Have you ever had a brilliant culinary vision, only for reality to gently redirect you? That was me with kebabs. I was attempting to recreate a delicious veggie kebab, meticulously mixing my ingredients, confidently envisioning perfectly grilled skewers.
When the skewers fail
I loaded up my skewers, placed them on the grill — and then, disaster. The mixture just would not stick. With time ticking and hunger growing, I salvaged what I could, shaping the mix into round patties and pan-frying them. They were delicious. But as I bit into one, a thought hit me: this feels more like a cutlet than a kebab.
What kebab really means
The word kebab comes from Arabic and Persian, broadly meaning grilled or roasted meat. But across South Asia, the Middle East, and Central Asia, kebab has stretched to mean almost any shaped, spiced, cooked protein — skewered or not, grilled or pan-fried, flat or round.
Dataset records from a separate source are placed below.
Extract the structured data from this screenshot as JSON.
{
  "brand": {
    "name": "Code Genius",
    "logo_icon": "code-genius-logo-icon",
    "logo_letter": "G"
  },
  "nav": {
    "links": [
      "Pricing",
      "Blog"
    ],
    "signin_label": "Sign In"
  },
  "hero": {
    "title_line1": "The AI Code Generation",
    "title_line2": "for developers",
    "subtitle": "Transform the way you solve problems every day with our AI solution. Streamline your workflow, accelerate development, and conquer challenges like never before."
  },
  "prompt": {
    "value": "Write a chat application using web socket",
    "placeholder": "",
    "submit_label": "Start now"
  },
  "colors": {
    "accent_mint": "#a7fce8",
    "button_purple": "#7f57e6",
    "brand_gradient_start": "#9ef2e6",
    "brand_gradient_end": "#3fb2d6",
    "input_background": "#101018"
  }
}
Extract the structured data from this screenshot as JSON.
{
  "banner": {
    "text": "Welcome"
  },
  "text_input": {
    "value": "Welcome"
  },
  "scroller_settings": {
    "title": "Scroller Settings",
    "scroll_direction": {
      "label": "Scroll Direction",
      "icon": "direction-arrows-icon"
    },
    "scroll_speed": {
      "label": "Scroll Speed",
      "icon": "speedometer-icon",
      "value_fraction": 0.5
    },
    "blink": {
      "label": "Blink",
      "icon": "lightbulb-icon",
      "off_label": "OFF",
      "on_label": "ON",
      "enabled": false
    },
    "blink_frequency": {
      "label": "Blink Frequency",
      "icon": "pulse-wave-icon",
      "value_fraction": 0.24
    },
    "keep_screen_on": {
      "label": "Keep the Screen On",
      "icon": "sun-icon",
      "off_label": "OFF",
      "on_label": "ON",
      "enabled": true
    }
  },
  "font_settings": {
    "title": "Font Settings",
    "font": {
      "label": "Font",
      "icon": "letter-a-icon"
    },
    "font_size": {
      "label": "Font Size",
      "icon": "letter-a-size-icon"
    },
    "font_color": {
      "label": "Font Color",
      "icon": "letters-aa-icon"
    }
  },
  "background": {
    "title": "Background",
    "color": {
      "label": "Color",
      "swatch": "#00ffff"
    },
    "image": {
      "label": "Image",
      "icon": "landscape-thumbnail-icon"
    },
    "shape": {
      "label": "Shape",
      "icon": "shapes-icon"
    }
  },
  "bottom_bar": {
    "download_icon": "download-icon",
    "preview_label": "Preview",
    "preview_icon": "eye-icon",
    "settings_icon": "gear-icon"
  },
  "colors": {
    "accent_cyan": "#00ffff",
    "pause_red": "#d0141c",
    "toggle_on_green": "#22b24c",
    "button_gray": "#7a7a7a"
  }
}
Seekh kebabs are cylindrical, pressed onto skewers, cooked over flame. Shami kebabs are pan-fried patties of minced meat and lentils. Galouti kebabs are so soft they were historically made for a toothless Nawab. Every version is a legitimate answer to the same question: how do you take spiced, seasoned meat and give it a shape worth eating?
The lesson in imperfection
My pan-fried patties turned out to be closer to a shami kebab — a centuries-old preparation born from the same instinct I had that evening: make it work with what you have. The grill failure was not a failure at all. It was the kitchen steering me toward something older and equally delicious.